Its presence affected their conversation. Conversations in the park were supposed to be free and easy. They sat silently looking at it, trying to figure out if it was male or female. They were silent also because they felt that its presence somehow demanded a respectful silence, as at a funeral. When they did begin to speak, it was about bums: a more solemn conversation than either had thought would strike up.
"I wonder what he did before he became a bum," said Jimmy.
"Theresa told me she met one who had been a teacher. She said the guy liked bein' a bum better."
"I wonder how many of those 'like-to-be-a-bum' stories are true. I could see bein' a bum, but I guess there's a lot more of 'em that're just screwed up."
"I bet if you tried it for a day you'd come back to work or kill yourse if you couldn't. It's not so bad from here, where you've got the choice, but when there's no way out..." Sarah trailed off, letting the words end themselves. She figured the thought wasn't worth the breath to finish out loud. Jimmy nodded understanding and she knew he understood. "Yeah, I don't think I could take it more than a week. I need a place that I've made, ya-know? A place that other people don't think is theirs." Jimmy was somehow talking about a memory; Sarah wanted to know what it was.

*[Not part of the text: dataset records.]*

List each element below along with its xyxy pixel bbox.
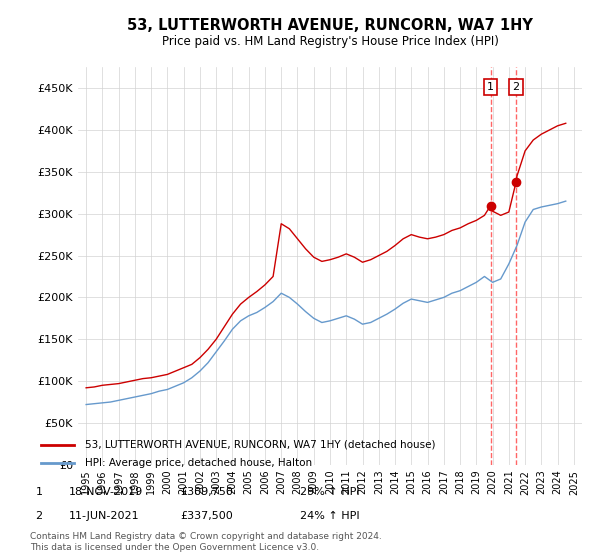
Text: 53, LUTTERWORTH AVENUE, RUNCORN, WA7 1HY: 53, LUTTERWORTH AVENUE, RUNCORN, WA7 1HY [127, 18, 533, 32]
Text: 1: 1 [487, 82, 494, 92]
Text: 24% ↑ HPI: 24% ↑ HPI [300, 511, 359, 521]
Text: Contains HM Land Registry data © Crown copyright and database right 2024.
This d: Contains HM Land Registry data © Crown c… [30, 532, 382, 552]
Text: 11-JUN-2021: 11-JUN-2021 [69, 511, 140, 521]
Text: 1: 1 [35, 487, 43, 497]
Text: 2: 2 [35, 511, 43, 521]
Text: 2: 2 [512, 82, 520, 92]
Text: Price paid vs. HM Land Registry's House Price Index (HPI): Price paid vs. HM Land Registry's House … [161, 35, 499, 49]
Text: £309,750: £309,750 [180, 487, 233, 497]
Text: 29% ↑ HPI: 29% ↑ HPI [300, 487, 359, 497]
Text: HPI: Average price, detached house, Halton: HPI: Average price, detached house, Halt… [85, 459, 313, 468]
Text: 18-NOV-2019: 18-NOV-2019 [69, 487, 143, 497]
Text: £337,500: £337,500 [180, 511, 233, 521]
Text: 53, LUTTERWORTH AVENUE, RUNCORN, WA7 1HY (detached house): 53, LUTTERWORTH AVENUE, RUNCORN, WA7 1HY… [85, 440, 436, 450]
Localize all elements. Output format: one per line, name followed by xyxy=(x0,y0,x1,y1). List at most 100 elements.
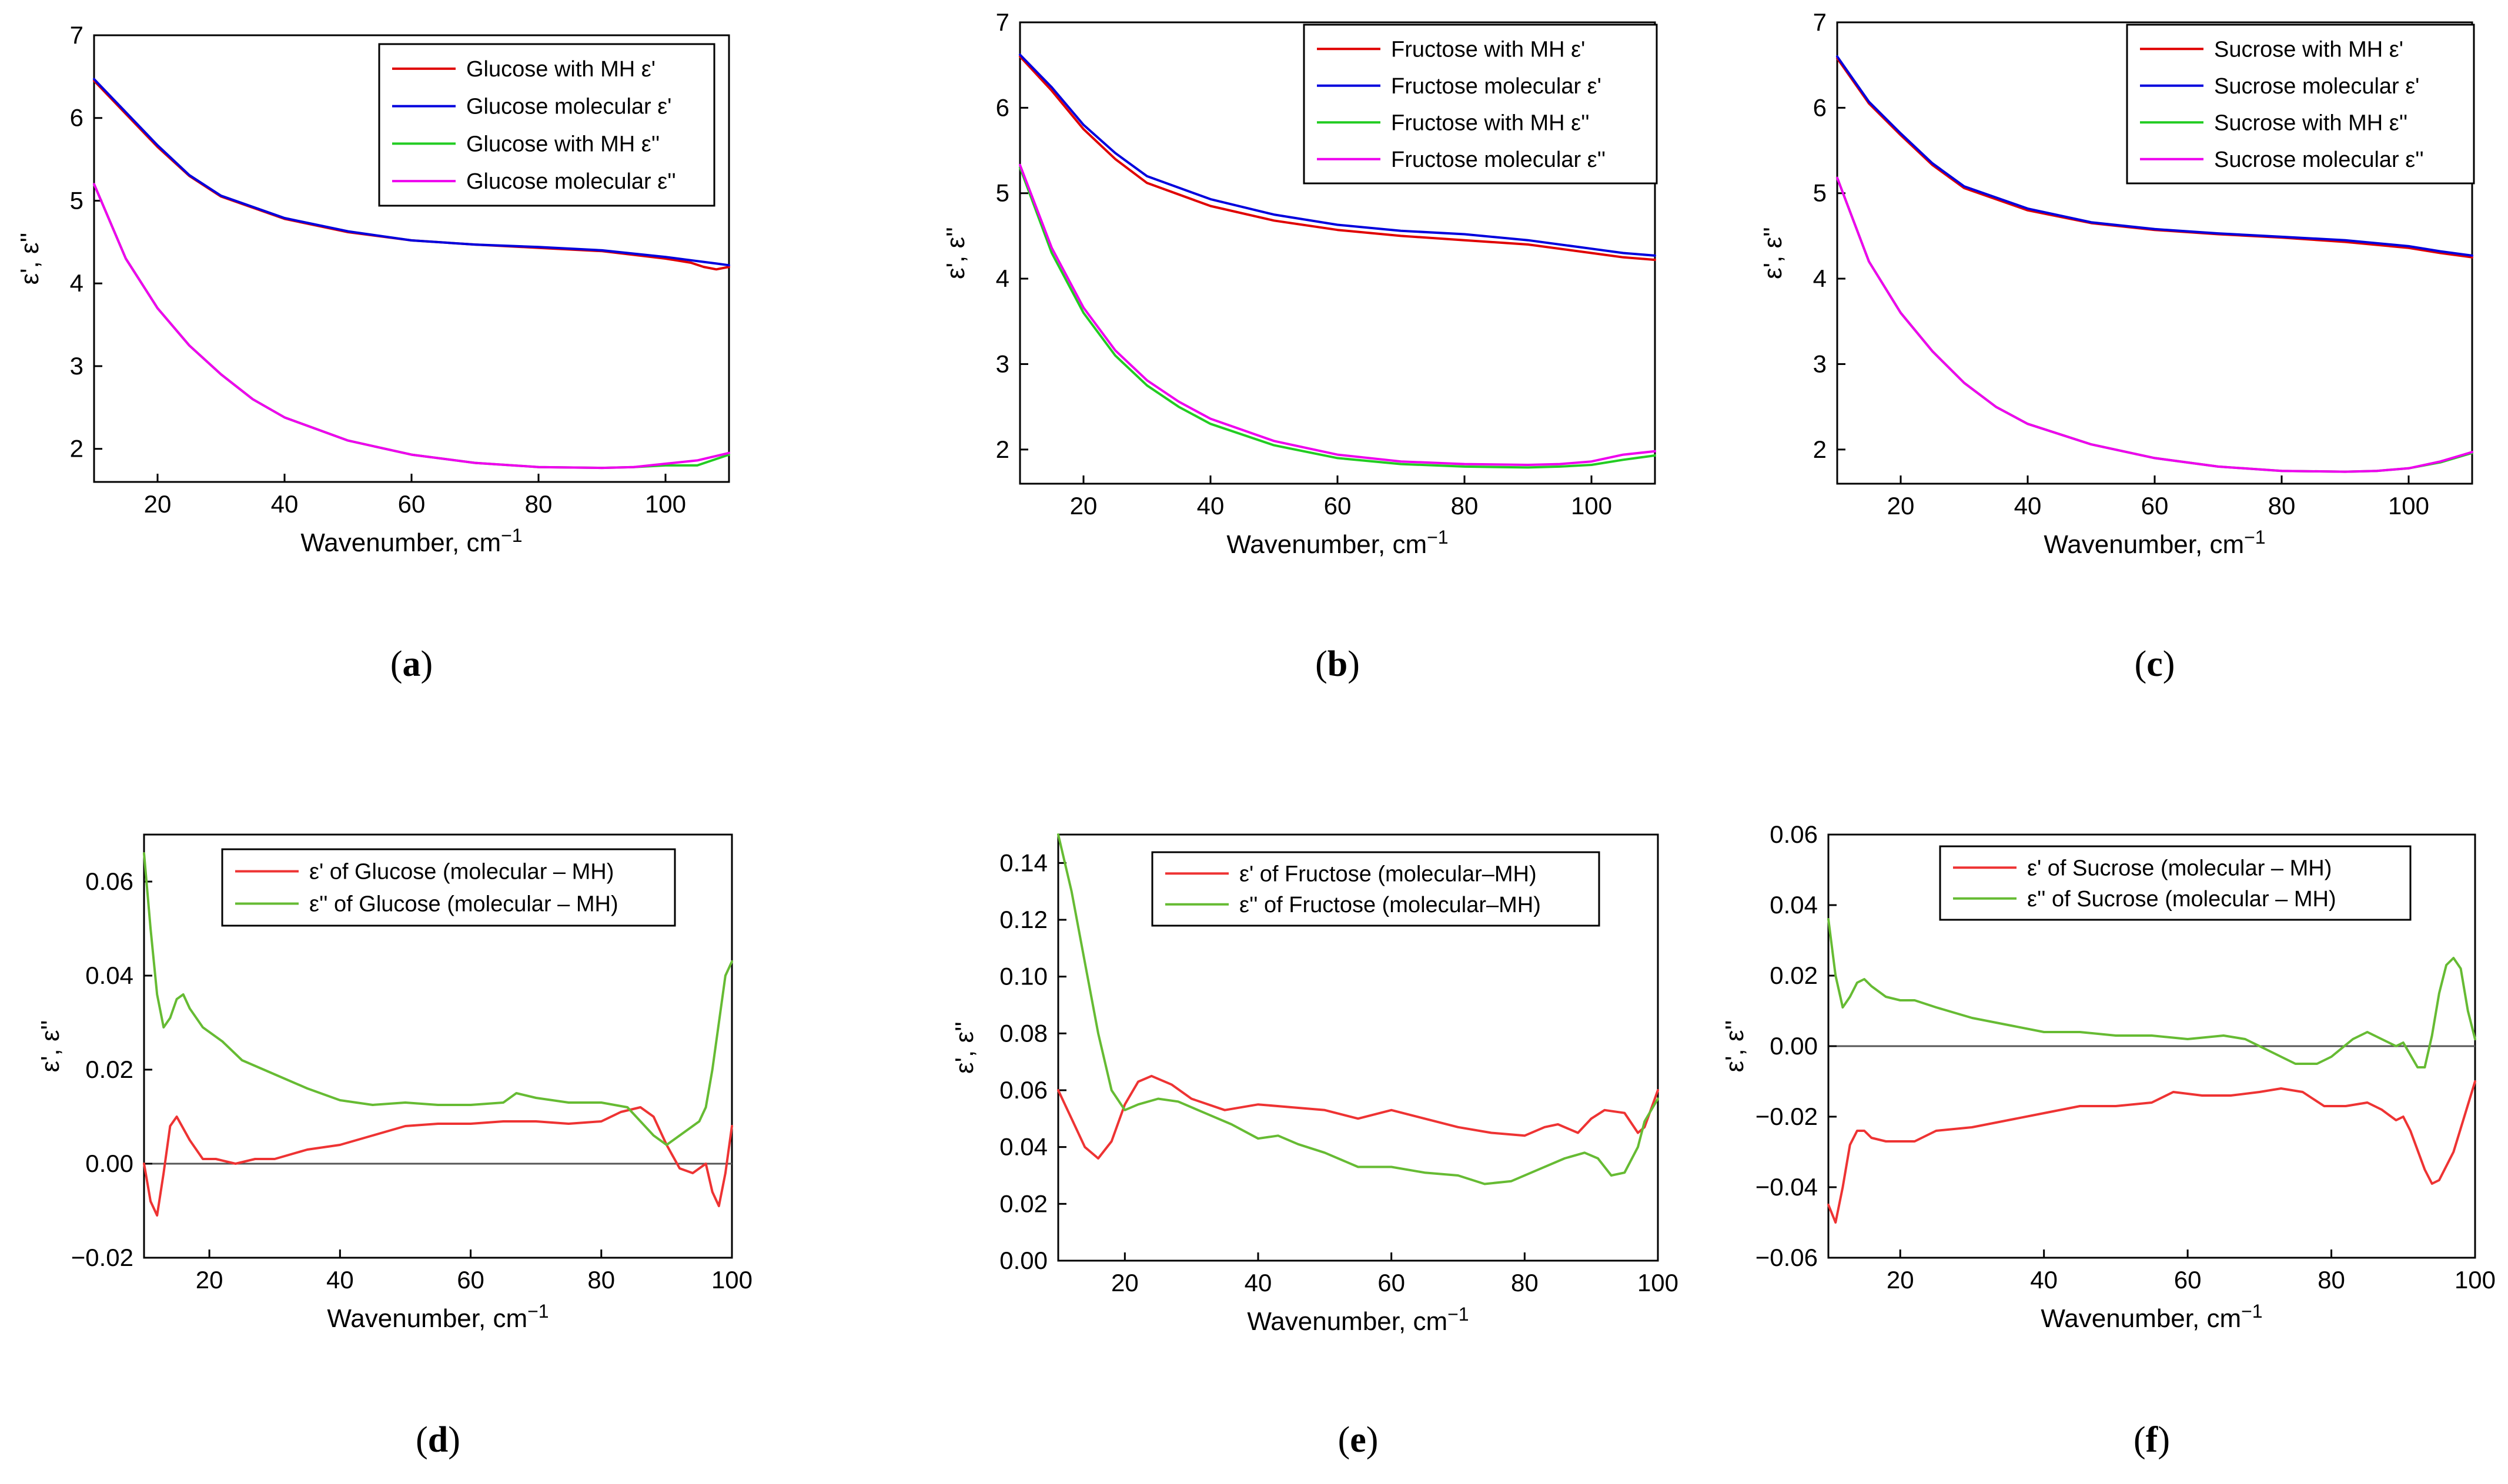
y-tick-label: 0.00 xyxy=(1770,1032,1818,1060)
y-tick-label: 3 xyxy=(996,350,1009,377)
x-tick-label: 80 xyxy=(2268,492,2296,520)
chart-panel-d: 20 40 60 80 100 −0.02 0.00 0.02 0.04 0.06 Wavenumb… xyxy=(36,833,753,1460)
x-tick-label: 80 xyxy=(587,1266,615,1294)
x-tick-label: 80 xyxy=(1511,1269,1539,1297)
x-tick-label: 80 xyxy=(1451,492,1479,520)
x-axis-label: Wavenumber, cm−1 xyxy=(1226,527,1448,559)
legend-label: Glucose molecular ε' xyxy=(466,95,671,119)
x-tick-label: 20 xyxy=(144,490,172,518)
x-tick-label: 60 xyxy=(398,490,426,518)
y-tick-label: 5 xyxy=(996,179,1009,207)
panel-caption: (d) xyxy=(416,1420,460,1460)
x-tick-label: 20 xyxy=(1887,1266,1914,1294)
y-tick-label: 3 xyxy=(70,352,83,380)
x-axis-label: Wavenumber, cm−1 xyxy=(327,1301,549,1333)
y-tick-label: 6 xyxy=(70,104,83,132)
y-tick-label: −0.02 xyxy=(1755,1103,1818,1130)
y-tick-label: 0.02 xyxy=(1770,962,1818,989)
y-tick-label: 6 xyxy=(1813,93,1827,121)
y-tick-label: −0.06 xyxy=(1755,1244,1818,1271)
series-line-4 xyxy=(1836,176,2473,473)
y-tick-label: 0.14 xyxy=(999,849,1048,876)
legend-label: Sucrose with MH ε'' xyxy=(2214,110,2407,135)
legend-label: ε'' of Glucose (molecular – MH) xyxy=(309,892,618,917)
y-tick-label: 7 xyxy=(996,8,1009,36)
panel-letter: b xyxy=(1327,644,1347,684)
y-tick-label: 0.00 xyxy=(999,1247,1048,1274)
x-axis-label-text: Wavenumber, cm xyxy=(2041,1304,2241,1333)
chart-panel-e: 20 40 60 80 100 0.00 0.02 0.04 0.06 0.08 0.10 0.12 0… xyxy=(950,833,1678,1460)
legend: Fructose with MH ε' Fructose molecular ε'… xyxy=(1303,24,1658,185)
x-tick-label: 60 xyxy=(457,1266,484,1294)
x-tick-label: 80 xyxy=(525,490,553,518)
legend-label: ε' of Fructose (molecular–MH) xyxy=(1239,862,1537,886)
y-axis-label: ε', ε'' xyxy=(950,1021,979,1074)
x-axis-label-sup: −1 xyxy=(1427,527,1448,548)
x-axis-label: Wavenumber, cm−1 xyxy=(2044,527,2265,559)
x-tick-label: 40 xyxy=(1245,1269,1272,1297)
panel-letter: c xyxy=(2146,644,2163,684)
legend-label: ε'' of Fructose (molecular–MH) xyxy=(1239,893,1541,917)
legend-label: Fructose with MH ε' xyxy=(1391,37,1585,62)
y-tick-label: 0.06 xyxy=(1770,820,1818,848)
legend-label: Fructose molecular ε' xyxy=(1391,74,1601,99)
panel-caption: (e) xyxy=(1338,1420,1379,1460)
y-tick-label: 0.06 xyxy=(999,1076,1048,1104)
x-axis-label-sup: −1 xyxy=(527,1301,549,1322)
series-line-1 xyxy=(143,1106,733,1217)
y-axis-label: ε', ε'' xyxy=(36,1020,65,1073)
series-line-4 xyxy=(1019,163,1656,466)
x-tick-label: 40 xyxy=(326,1266,354,1294)
x-tick-label: 20 xyxy=(1887,492,1915,520)
x-tick-label: 40 xyxy=(2014,492,2042,520)
x-tick-label: 100 xyxy=(2455,1266,2496,1294)
panel-letter: f xyxy=(2146,1420,2159,1460)
legend-label: ε' of Sucrose (molecular – MH) xyxy=(2027,856,2332,880)
x-axis-label-sup: −1 xyxy=(1447,1304,1469,1325)
y-axis-label: ε', ε'' xyxy=(1720,1020,1749,1073)
series-line-1 xyxy=(1827,1080,2476,1224)
y-tick-label: 4 xyxy=(1813,264,1827,292)
x-tick-label: 100 xyxy=(1637,1269,1678,1297)
y-tick-label: 6 xyxy=(996,93,1009,121)
x-tick-label: 60 xyxy=(2141,492,2169,520)
panel-caption: (c) xyxy=(2135,644,2175,684)
legend-box xyxy=(1303,24,1658,185)
y-tick-label: 3 xyxy=(1813,350,1827,377)
x-tick-label: 60 xyxy=(2174,1266,2202,1294)
panel-letter: a xyxy=(403,644,421,684)
y-axis-label: ε', ε'' xyxy=(1758,227,1787,279)
y-axis-label: ε', ε'' xyxy=(15,233,44,285)
y-tick-label: 0.08 xyxy=(999,1019,1048,1047)
x-tick-label: 100 xyxy=(1571,492,1612,520)
y-tick-label: 0.12 xyxy=(999,906,1048,933)
y-tick-label: 0.00 xyxy=(85,1150,133,1177)
chart-panel-f: 20 40 60 80 100 −0.06 −0.04 −0.02 0.00 0.02 0.04 0.… xyxy=(1720,820,2496,1460)
y-tick-label: 0.04 xyxy=(999,1133,1048,1161)
x-axis-label-sup: −1 xyxy=(2241,1301,2262,1322)
legend: Glucose with MH ε' Glucose molecular ε' Gl… xyxy=(378,43,715,207)
y-tick-label: −0.02 xyxy=(71,1244,133,1271)
y-tick-label: 0.04 xyxy=(1770,891,1818,919)
legend-label: Glucose with MH ε'' xyxy=(466,132,660,156)
y-tick-label: 2 xyxy=(70,435,83,463)
series-line-3 xyxy=(1019,166,1656,469)
y-tick-label: 7 xyxy=(1813,8,1827,36)
series-line-3 xyxy=(1836,176,2473,473)
series-line-2 xyxy=(1019,53,1656,257)
y-tick-label: 0.10 xyxy=(999,963,1048,990)
legend-label: Sucrose with MH ε' xyxy=(2214,37,2403,62)
x-tick-label: 60 xyxy=(1377,1269,1405,1297)
plot-frame xyxy=(1057,833,1659,1262)
x-axis-label-text: Wavenumber, cm xyxy=(1247,1307,1447,1336)
y-tick-label: 0.02 xyxy=(999,1190,1048,1217)
legend: ε' of Sucrose (molecular – MH) ε'' of Suc… xyxy=(1939,845,2412,921)
legend: ε' of Glucose (molecular – MH) ε'' of Glu… xyxy=(221,848,676,927)
y-tick-label: 0.04 xyxy=(85,962,133,989)
series-line-2 xyxy=(1827,918,2476,1068)
legend-label: Glucose with MH ε' xyxy=(466,57,656,82)
x-axis-label-sup: −1 xyxy=(501,525,522,546)
x-tick-label: 20 xyxy=(1111,1269,1139,1297)
x-tick-label: 40 xyxy=(1197,492,1225,520)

Jim returned home happy and found his appartment inside out. Because there was not much to his appartment, it looked mostly the same as when it was out-side out. He was intensely disconcerted by the knowledge that things were where they were in spite of him. Between last Tuesday and today, no one but he had seen the place, much less been in it.
His mattress was upside-down.
His duffle bag was gone.
The closet door was open and the windows were closed. The orange-mottled curtains lay on the floor in a row of four coiled piles, and there were paint chips strewn on the worn wood floor below where the mangled hanging-rods had been pulled partway out of the wall.
An edge of the little woolen rug from Tibet was turned up to expose the gouge in the wood-floor that he had covered.
The lid of his new pot had been removed, allowing the rice inside to dry up.
He took his bread from the counter, went to the rug, sat, and ate a hunk. He knew he should not be there, but his head was demanding a moment of silence and reduced blood-pressure. He listened to the low sounds of his own chewing, and did not try to form the phantoms of sight and sound that spawned in his head. Beneath it all there was a trajectory of thought leading to a purpose, and without considering why or how, Jim knew that the phantoms would confirm and defend the purpose before his conscience, and he would be able to do whatever it was he decided.
Jim felt raw like the scrape on his ass had felt the day before. He found a crumpled bank-receipt on the floor and a broken pencil in the open closet, where he sat cross-legged to write a short note. It took him three minutes, because he did not know how he should say to the landlord that he had gone and would not be making any payment. As he prepares the note, his ears feel red and there is tingling sweat at the roots of the hair on his head. The note read

Terry‹
Sorry. I don't wanna leave without paying. I didn't wanna leave. I hope your ok 'til I can pay. It might be awhile.

He descended the stair quietly and slipped the paper under a door before going nervously into the brightness of the street outside. He squinted like a mole for the first few paces, hoping no one would shoot him or clap a hairy, gold-ringed hand over his mouth and stuff him into a black car.
As his pupils closed to the light and his vision returned, his fear of the strangers shrank and his confidence returned as well. After all, this was only Stockton. These were people like other people. Only dirt-bag crooks haunted these parts. It would be a twenty-year-old hand and a beat-up blue Chevy that got him, if anything would at all.